Social Media als Treiber der Hotelsichtbarkeit
Für mehr Sichtbarkeit in sozialen Medien rät Access Hospitality zu einer Discovery-fokussierten Content-Strategie, die sich an den Fragen und Interessen der jeweiligen Zielgruppe orientiert. Dazu gehört, zu identifizieren, wonach potenzielle Gäste in sozialen Netzwerken suchen, und Inhalte zu veröffentlichen, die konkrete Antworten und echten Mehrwert liefern. So steigen die Chancen, auch bei allgemeinen Suchanfragen über Non-Branded Keywords sichtbar zu werden, wenn der Hotelname nicht ausdrücklich genannt wird.
Eine suchfreundliche Gestaltung der Inhalte mit passenden Keywords, klaren Bildunterschriften, Alternativtexten, Standortangaben und einer übersichtlichen Profilstruktur unterstützt die Auffindbarkeit und erhöht die Wahrscheinlichkeit, dass Inhalte geteilt oder gespeichert werden. Social-Media-Inhalte sollten zudem zur jeweiligen Zielgruppe, zur Plattform und zum Nutzungskontext passen. Persönliche und kulturelle Anknüpfungspunkte schaffen Relevanz und stärken die Bindung. Nur Inhalte, die in diesem Umfeld stimmig sind, können dauerhaft Aufmerksamkeit erzeugen.

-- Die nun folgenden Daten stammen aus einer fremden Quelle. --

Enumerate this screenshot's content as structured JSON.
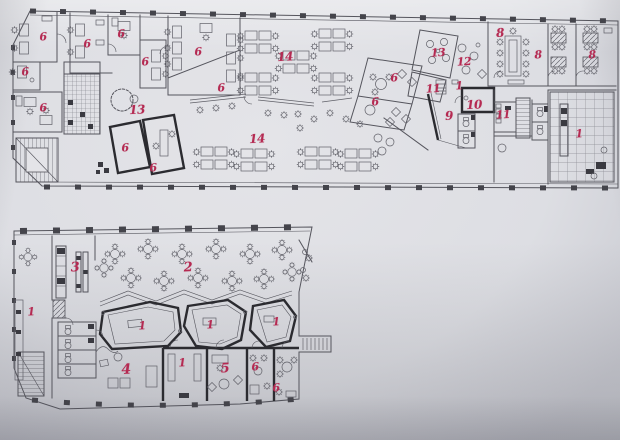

KI-gestützte Systeme für mehr Transparenz
KI-gestützte Software kann Hoteliers helfen, bessere Einblicke in ihre digitale Sichtbarkeit zu gewinnen. Access Evo bildet das gesamte digitale Ökosystem eines Hotels ab, einschließlich zentraler Stationen der Guest Journey von der ersten Google-Suche bis zur Nutzung von Treueprogrammen. Bislang getrennte Systeme werden gebündelt, um Informationen besser nutzbar zu machen und Angebote gezielter an potenzielle Gäste auszuspielen. Für Hotelbetriebe stellt dies einen ersten Schritt dar, um ihre Auffindbarkeit in sich wandelnden Suchquellen zu verbessern.